2011年秋にリリースされたメタリカとルー・リードのコラボ・アルバム『Lulu』。賛否両論あったようだが、インターネットのおかげで一般の人の声がダイレクトに伝わることによりルー・リードは辛い想いをしたらしい。

メタリカのラーズ・ウルリッヒはワシントンDCのラジオ局のインタビューでこう明かした。「もちろん、2012年、ネットのおかげでみんなが自分の意見を言う機会を与えられているのは素晴らしいことだと思うよ。すごいコミュニケーション手段だし、世界がより親密になれる」

「でも当然、アーティストや何かを作っている者は、みんなが話していることにどれだけ深く飛び込むか気をつけなきゃならない。だって本当に翻弄されるからね。俺はこの点ではいつも図太くしてるから、あんまり影響を受けない。でも、ルー・リードには難しかった。
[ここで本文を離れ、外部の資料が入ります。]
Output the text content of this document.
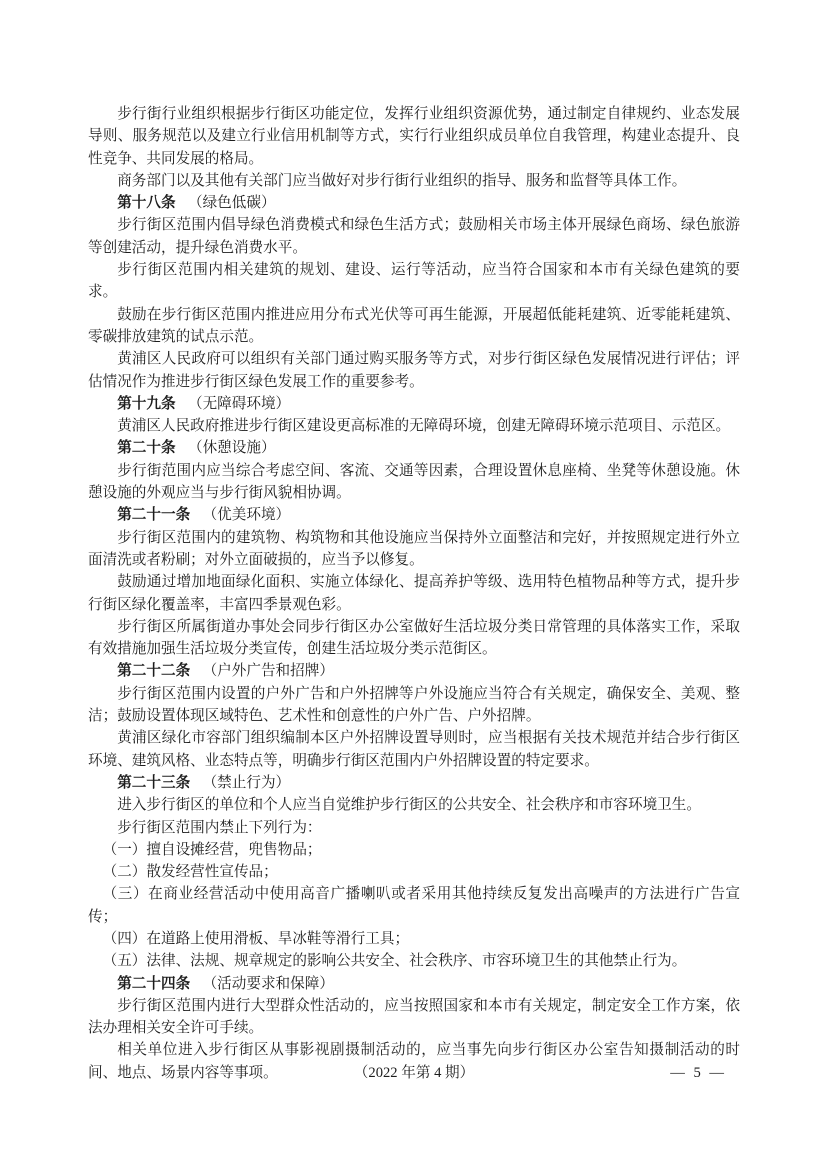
步行街行业组织根据步行街区功能定位，发挥行业组织资源优势，通过制定自律规约、业态发展导则、服务规范以及建立行业信用机制等方式，实行行业组织成员单位自我管理，构建业态提升、良性竞争、共同发展的格局。

商务部门以及其他有关部门应当做好对步行街行业组织的指导、服务和监督等具体工作。

第十八条 （绿色低碳）

步行街区范围内倡导绿色消费模式和绿色生活方式；鼓励相关市场主体开展绿色商场、绿色旅游等创建活动，提升绿色消费水平。

步行街区范围内相关建筑的规划、建设、运行等活动，应当符合国家和本市有关绿色建筑的要求。

鼓励在步行街区范围内推进应用分布式光伏等可再生能源，开展超低能耗建筑、近零能耗建筑、零碳排放建筑的试点示范。

黄浦区人民政府可以组织有关部门通过购买服务等方式，对步行街区绿色发展情况进行评估；评估情况作为推进步行街区绿色发展工作的重要参考。

第十九条 （无障碍环境）

黄浦区人民政府推进步行街区建设更高标准的无障碍环境，创建无障碍环境示范项目、示范区。

第二十条 （休憩设施）

步行街范围内应当综合考虑空间、客流、交通等因素，合理设置休息座椅、坐凳等休憩设施。休憩设施的外观应当与步行街风貌相协调。

第二十一条 （优美环境）

步行街区范围内的建筑物、构筑物和其他设施应当保持外立面整洁和完好，并按照规定进行外立面清洗或者粉刷；对外立面破损的，应当予以修复。

鼓励通过增加地面绿化面积、实施立体绿化、提高养护等级、选用特色植物品种等方式，提升步行街区绿化覆盖率，丰富四季景观色彩。

步行街区所属街道办事处会同步行街区办公室做好生活垃圾分类日常管理的具体落实工作，采取有效措施加强生活垃圾分类宣传，创建生活垃圾分类示范街区。

第二十二条 （户外广告和招牌）

步行街区范围内设置的户外广告和户外招牌等户外设施应当符合有关规定，确保安全、美观、整洁；鼓励设置体现区域特色、艺术性和创意性的户外广告、户外招牌。

黄浦区绿化市容部门组织编制本区户外招牌设置导则时，应当根据有关技术规范并结合步行街区环境、建筑风格、业态特点等，明确步行街区范围内户外招牌设置的特定要求。

第二十三条 （禁止行为）

进入步行街区的单位和个人应当自觉维护步行街区的公共安全、社会秩序和市容环境卫生。

步行街区范围内禁止下列行为：

（一）擅自设摊经营，兜售物品；

（二）散发经营性宣传品；

（三）在商业经营活动中使用高音广播喇叭或者采用其他持续反复发出高噪声的方法进行广告宣传；

（四）在道路上使用滑板、旱冰鞋等滑行工具；

（五）法律、法规、规章规定的影响公共安全、社会秩序、市容环境卫生的其他禁止行为。

第二十四条 （活动要求和保障）

步行街区范围内进行大型群众性活动的，应当按照国家和本市有关规定，制定安全工作方案，依法办理相关安全许可手续。

相关单位进入步行街区从事影视剧摄制活动的，应当事先向步行街区办公室告知摄制活动的时间、地点、场景内容等事项。	（2022 年第 4 期）	— 5 —
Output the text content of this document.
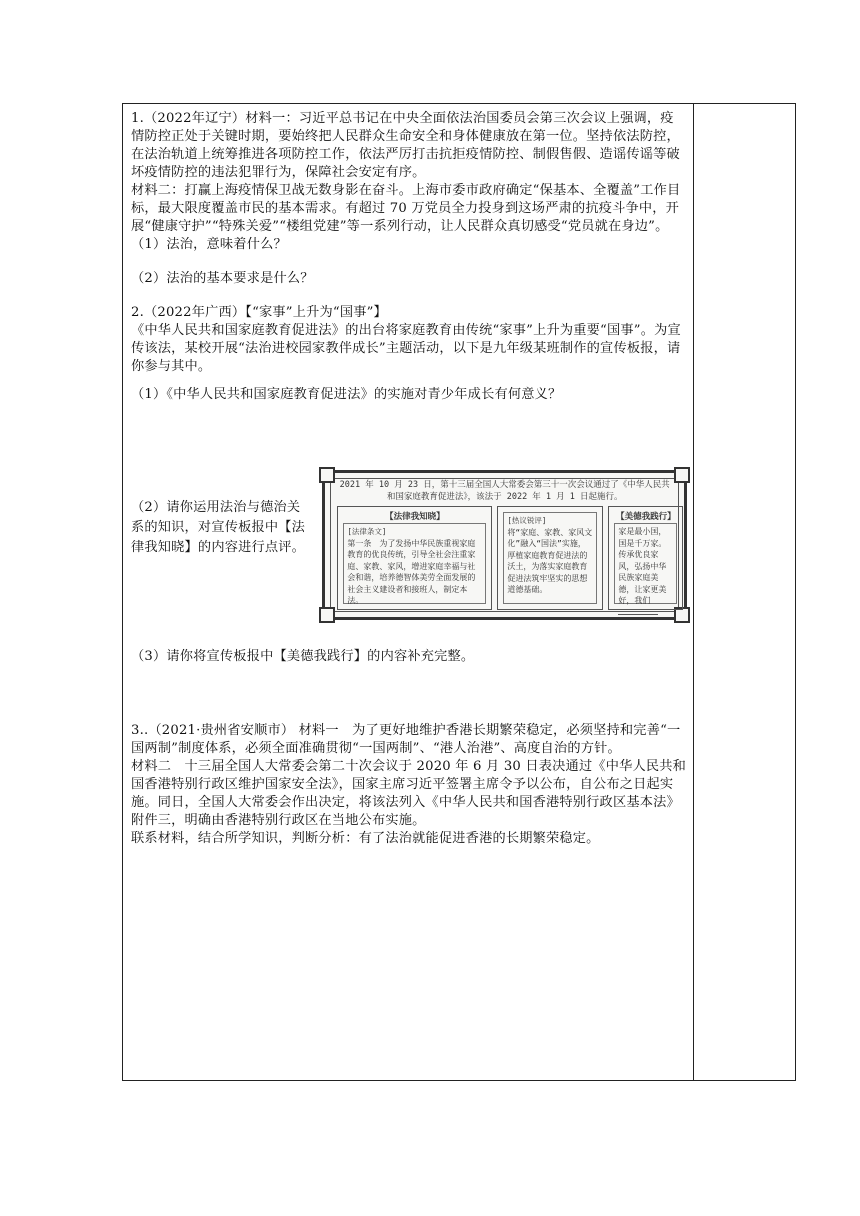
1.（2022年辽宁）材料一：习近平总书记在中央全面依法治国委员会第三次会议上强调，疫情防控正处于关键时期，要始终把人民群众生命安全和身体健康放在第一位。坚持依法防控，在法治轨道上统筹推进各项防控工作，依法严厉打击抗拒疫情防控、制假售假、造谣传谣等破坏疫情防控的违法犯罪行为，保障社会安定有序。

材料二：打赢上海疫情保卫战无数身影在奋斗。上海市委市政府确定“保基本、全覆盖”工作目标，最大限度覆盖市民的基本需求。有超过 70 万党员全力投身到这场严肃的抗疫斗争中，开展“健康守护”“特殊关爱”“楼组党建”等一系列行动，让人民群众真切感受“党员就在身边”。

（1）法治，意味着什么？

（2）法治的基本要求是什么？

2.（2022年广西）【“家事”上升为“国事”】

《中华人民共和国家庭教育促进法》的出台将家庭教育由传统“家事”上升为重要“国事”。为宣传该法，某校开展“法治进校园家教伴成长”主题活动，以下是九年级某班制作的宣传板报，请你参与其中。

（1）《中华人民共和国家庭教育促进法》的实施对青少年成长有何意义？

（2）请你运用法治与德治关系的知识，对宣传板报中【法律我知晓】的内容进行点评。

2021 年 10 月 23 日，第十三届全国人大常委会第三十一次会议通过了《中华人民共和国家庭教育促进法》，该法于 2022 年 1 月 1 日起施行。
【法律我知晓】
[法律条文]
第一条　为了发扬中华民族重视家庭教育的优良传统，引导全社会注重家庭、家教、家风，增进家庭幸福与社会和谐，培养德智体美劳全面发展的社会主义建设者和接班人，制定本法。
[热议锐评]
将“家庭、家教、家风文化”融入“国法”实施，厚植家庭教育促进法的沃土，为落实家庭教育促进法筑牢坚实的思想道德基础。
【美德我践行】
家是最小国，国是千万家。传承优良家风，弘扬中华民族家庭美德，让家更美好，我们

（3）请你将宣传板报中【美德我践行】的内容补充完整。

3..（2021·贵州省安顺市） 材料一　为了更好地维护香港长期繁荣稳定，必须坚持和完善“一国两制”制度体系，必须全面准确贯彻“一国两制”、“港人治港”、高度自治的方针。

材料二　十三届全国人大常委会第二十次会议于 2020 年 6 月 30 日表决通过《中华人民共和国香港特别行政区维护国家安全法》，国家主席习近平签署主席令予以公布，自公布之日起实施。同日，全国人大常委会作出决定，将该法列入《中华人民共和国香港特别行政区基本法》附件三，明确由香港特别行政区在当地公布实施。

联系材料，结合所学知识，判断分析：有了法治就能促进香港的长期繁荣稳定。
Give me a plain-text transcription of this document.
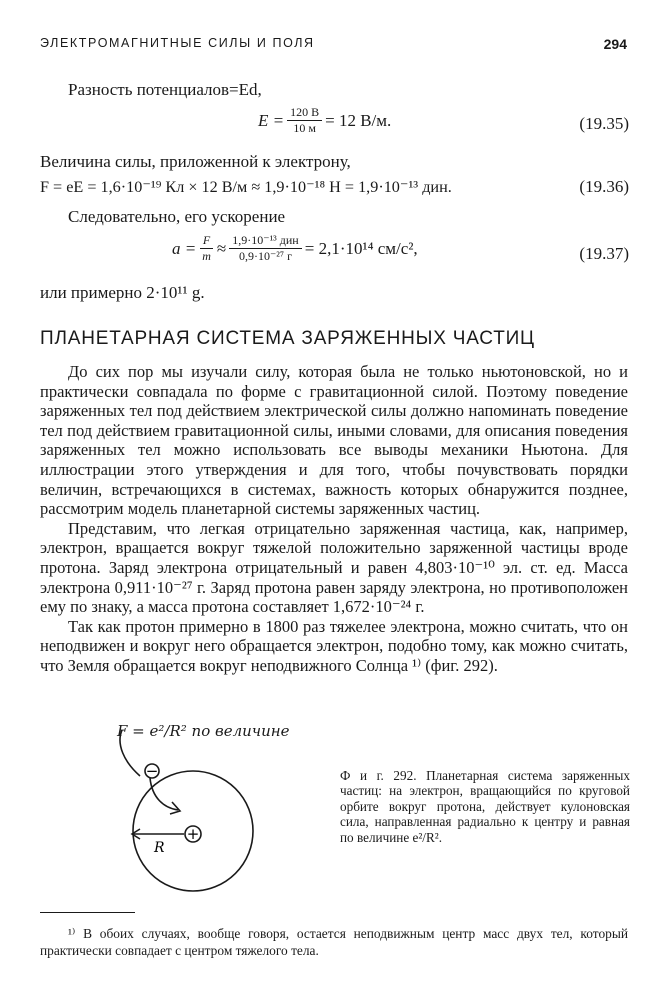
ЭЛЕКТРОМАГНИТНЫЕ СИЛЫ И ПОЛЯ	294
Разность потенциалов=Ed,
$E = \frac{120 В}{10 м} = 12$ В/м.	(19.35)
Величина силы, приложенной к электрону,
F = eE = 1,6·10⁻¹⁹ Кл × 12 В/м ≈ 1,9·10⁻¹⁸ Н = 1,9·10⁻¹³ дин.	(19.36)
Следовательно, его ускорение
$a = \frac{F}{m} \approx \frac{\text{1,9·10⁻¹³ дин}}{\text{0,9·10⁻²⁷ г}} = 2,1\cdot 10^{14}$ см/с²,	(19.37)
или примерно 2·10¹¹ g.
ПЛАНЕТАРНАЯ СИСТЕМА ЗАРЯЖЕННЫХ ЧАСТИЦ

До сих пор мы изучали силу, которая была не только ньютоновской, но и практически совпадала по форме с гравитационной силой. Поэтому поведение заряженных тел под действием электрической силы должно напоминать поведение тел под действием гравитационной силы, иными словами, для описания поведения заряженных тел можно использовать все выводы механики Ньютона. Для иллюстрации этого утверждения и для того, чтобы почувствовать порядки величин, встречающихся в системах, важность которых обнаружится позднее, рассмотрим модель планетарной системы заряженных частиц.

Представим, что легкая отрицательно заряженная частица, как, например, электрон, вращается вокруг тяжелой положительно заряженной частицы вроде протона. Заряд электрона отрицательный и равен 4,803·10⁻¹⁰ эл. ст. ед. Масса электрона 0,911·10⁻²⁷ г. Заряд протона равен заряду электрона, но противоположен ему по знаку, а масса протона составляет 1,672·10⁻²⁴ г.

Так как протон примерно в 1800 раз тяжелее электрона, можно считать, что он неподвижен и вокруг него обращается электрон, подобно тому, как можно считать, что Земля обращается вокруг неподвижного Солнца ¹⁾ (фиг. 292).

−
+
R
F = e²/R² по величине
Ф и г. 292. Планетарная система заряженных частиц: на электрон, вращающийся по круговой орбите вокруг протона, действует кулоновская сила, направленная радиально к центру и равная по величине e²/R².
¹⁾ В обоих случаях, вообще говоря, остается неподвижным центр масс двух тел, который практически совпадает с центром тяжелого тела.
彼はすべてを個人的に受け止めるから」

ラーズ・ウルリッヒはあらかじめ、「世の中にはものすごくハードコアなメタル・ファンがいて、『Lulu』のような作品を気に入らない連中もいるはずだ」とルー・リードに警告していたものの、ルー・リードは実際にそれを目にして驚いたのではないかという。

ラーズ・ウルリッヒの言うとおり、ネットによって誰でも好きなように自分の意見を述べることができるようになったのは素晴らしいが、中にはとても手厳しいものや個人を攻撃するかのようなコメントもある。ルー・リードにはこれにめげず、やりたいことをやり続けて欲しいものだ。